By Jillian Broaddus and Chuck Cusumano
“Mentorship” is a big buzzword in corporate America nowadays. Many organizations include mentors in onboarding processes, and leaders are encouraged to serve as mentors to their reports. I have been told that I have mentored many managers and leaders in my career. However, I hope that is not the case! Why? Well, a mentor, by definition, is a wise and trusted counselor or teacher. I think the problem with mentoring someone in business is the implication that whoever you are mentoring wants to have a career like yours or wants to know what you know.
What we truly need are more catalysts – not mentors – in our lives and careers. So, what is the difference? A catalyst is defined as a person or thing that precipitates an event. In science, it is a substance that increases the rate of a chemical reaction without itself undergoing any permanent chemical change. In my experience, when someone is in a mentoring role, they help the mentee figure out how to become better by utilizing their experience and know-how with the mentee. It creates a bias of how it should be done. The mentee often mimics or tries to duplicate their mentor’s thoughts and beliefs. The mentee inevitably becomes more like the mentor.

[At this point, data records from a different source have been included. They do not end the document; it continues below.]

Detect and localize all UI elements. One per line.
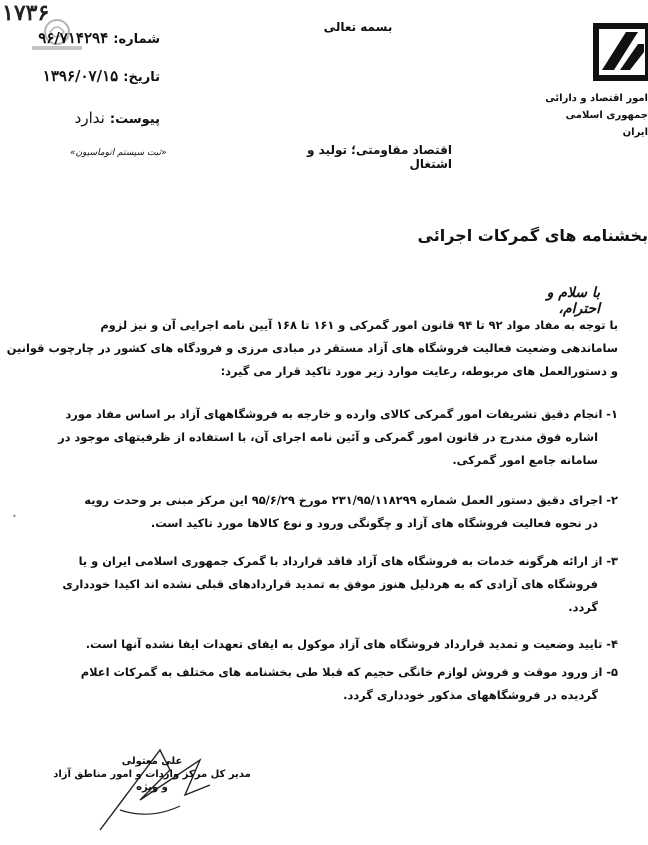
item-2 <box>28 489 618 535</box>
date-label: تاریخ: <box>123 70 160 85</box>
signature-block <box>52 755 252 794</box>
emblem-line2: جمهوری اسلامی ایران <box>565 110 648 138</box>
item-line: ۳- از ارائه هرگونه خدمات به فروشگاه های آزاد فاقد قرارداد با گمرک جمهوری اسلامی ایران و یا <box>78 554 618 568</box>
document-title: بخشنامه های گمرکات اجرائی <box>417 226 648 245</box>
basmala: بسمه تعالی <box>323 20 393 34</box>
item-line: ۴- تایید وضعیت و تمدید قرارداد فروشگاه های آزاد موکول به ایفای تعهدات ایفا نشده آنها است. <box>85 637 618 651</box>
attachment-label: پیوست: <box>109 112 160 127</box>
number-label: شماره: <box>113 32 160 47</box>
item-5 <box>28 661 618 707</box>
signer-position: مدیر کل مرکز واردات و امور مناطق آزاد و ویژه <box>53 769 251 793</box>
item-line: گردیده در فروشگاههای مذکور خودداری گردد. <box>343 688 598 702</box>
intro-line: با توجه به مفاد مواد ۹۲ تا ۹۴ قانون امور گمرکی و ۱۶۱ تا ۱۶۸ آیین نامه اجرایی آن و نیز لزوم <box>100 318 618 332</box>
item-4 <box>28 633 618 656</box>
number-row <box>30 28 160 47</box>
item-line: گردد. <box>568 600 598 614</box>
item-line: ۱- انجام دقیق تشریفات امور گمرکی کالای وارده و خارجه به فروشگاههای آزاد بر اساس مفاد مورد <box>65 407 618 421</box>
date-row <box>24 66 160 85</box>
signer-name: علی معتولی <box>121 756 183 767</box>
number-value: ۹۶/۷۱۴۲۹۴ <box>38 29 109 47</box>
margin-mark: • <box>12 512 17 521</box>
customs-logo-icon <box>592 22 648 82</box>
slogan: اقتصاد مقاومتی؛ تولید و اشتغال <box>306 143 452 171</box>
emblem-text <box>538 90 648 141</box>
attachment-value: ندارد <box>74 109 105 127</box>
item-line: در نحوه فعالیت فروشگاه های آزاد و چگونگی ورود و نوع کالاها مورد تاکید است. <box>150 516 598 530</box>
intro-line: و دستورالعمل های مربوطه، رعایت موارد زیر مورد تاکید قرار می گیرد: <box>220 364 618 378</box>
item-line: سامانه جامع امور گمرکی. <box>452 453 598 467</box>
intro-line: ساماندهی وضعیت فعالیت فروشگاه های آزاد مستقر در مبادی مرزی و فرودگاه های کشور در چارچوب قوانین <box>6 341 618 355</box>
greeting: با سلام و احترام، <box>546 285 600 317</box>
item-line: فروشگاه های آزادی که به هردلیل هنوز موفق به تمدید قراردادهای قبلی نشده اند اکیدا خودداری <box>62 577 598 591</box>
date-value: ۱۳۹۶/۰۷/۱۵ <box>42 67 119 85</box>
item-3 <box>28 550 618 619</box>
item-line: ۲- اجرای دقیق دستور العمل شماره ۲۳۱/۹۵/۱۱۸۲۹۹ مورخ ۹۵/۶/۲۹ این مرکز مبنی بر وحدت رویه <box>84 493 618 507</box>
emblem-line1: امور اقتصاد و دارائی <box>545 93 648 104</box>
item-line: ۵- از ورود موقت و فروش لوازم خانگی حجیم که قبلا طی بخشنامه های مختلف به گمرکات اعلام <box>80 665 618 679</box>
item-1 <box>28 403 618 472</box>
handwritten-number: ۱۷۳۶ <box>2 0 50 26</box>
intro-paragraph <box>6 314 618 383</box>
attachment-row <box>56 108 160 127</box>
system-note: «ثبت سیستم اتوماسیون» <box>70 148 167 158</box>
item-line: اشاره فوق مندرج در قانون امور گمرکی و آئین نامه اجرای آن، با استفاده از ظرفیتهای موجود در <box>58 430 598 444</box>
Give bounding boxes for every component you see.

For example, I was told when I graduated from college to find someone in my desired career and ask them to mentor me. When I did this, instead of becoming the fully-realized version of my best self, I became the best version of me trying to be like my mentor. I soon felt empty doing what I believed was my career calling because it was really my mentor’s version of my calling. What I really needed was a catalyst: someone who would challenge me to be the best me I could be! At the end of the day, the catalyst should increase the rate of you discovering yourself.
Then, if you are a really good catalyst, you will also help the person to jumpstart their career by providing the platform for them to launch from. Be their first client! Be the first to invest in their idea! Use your connections and network to help them get exposure. Encourage them when they have setbacks or doubts. Listen to them and ask great questions so they can figure it out. Don’t tell them your answer; assist them in figuring out what would be best for them.
If you really want to make an impact on the world, help others discover their unique and best calling, and then help them achieve what they want rather than what you want for them, stop mentoring and be a catalyst!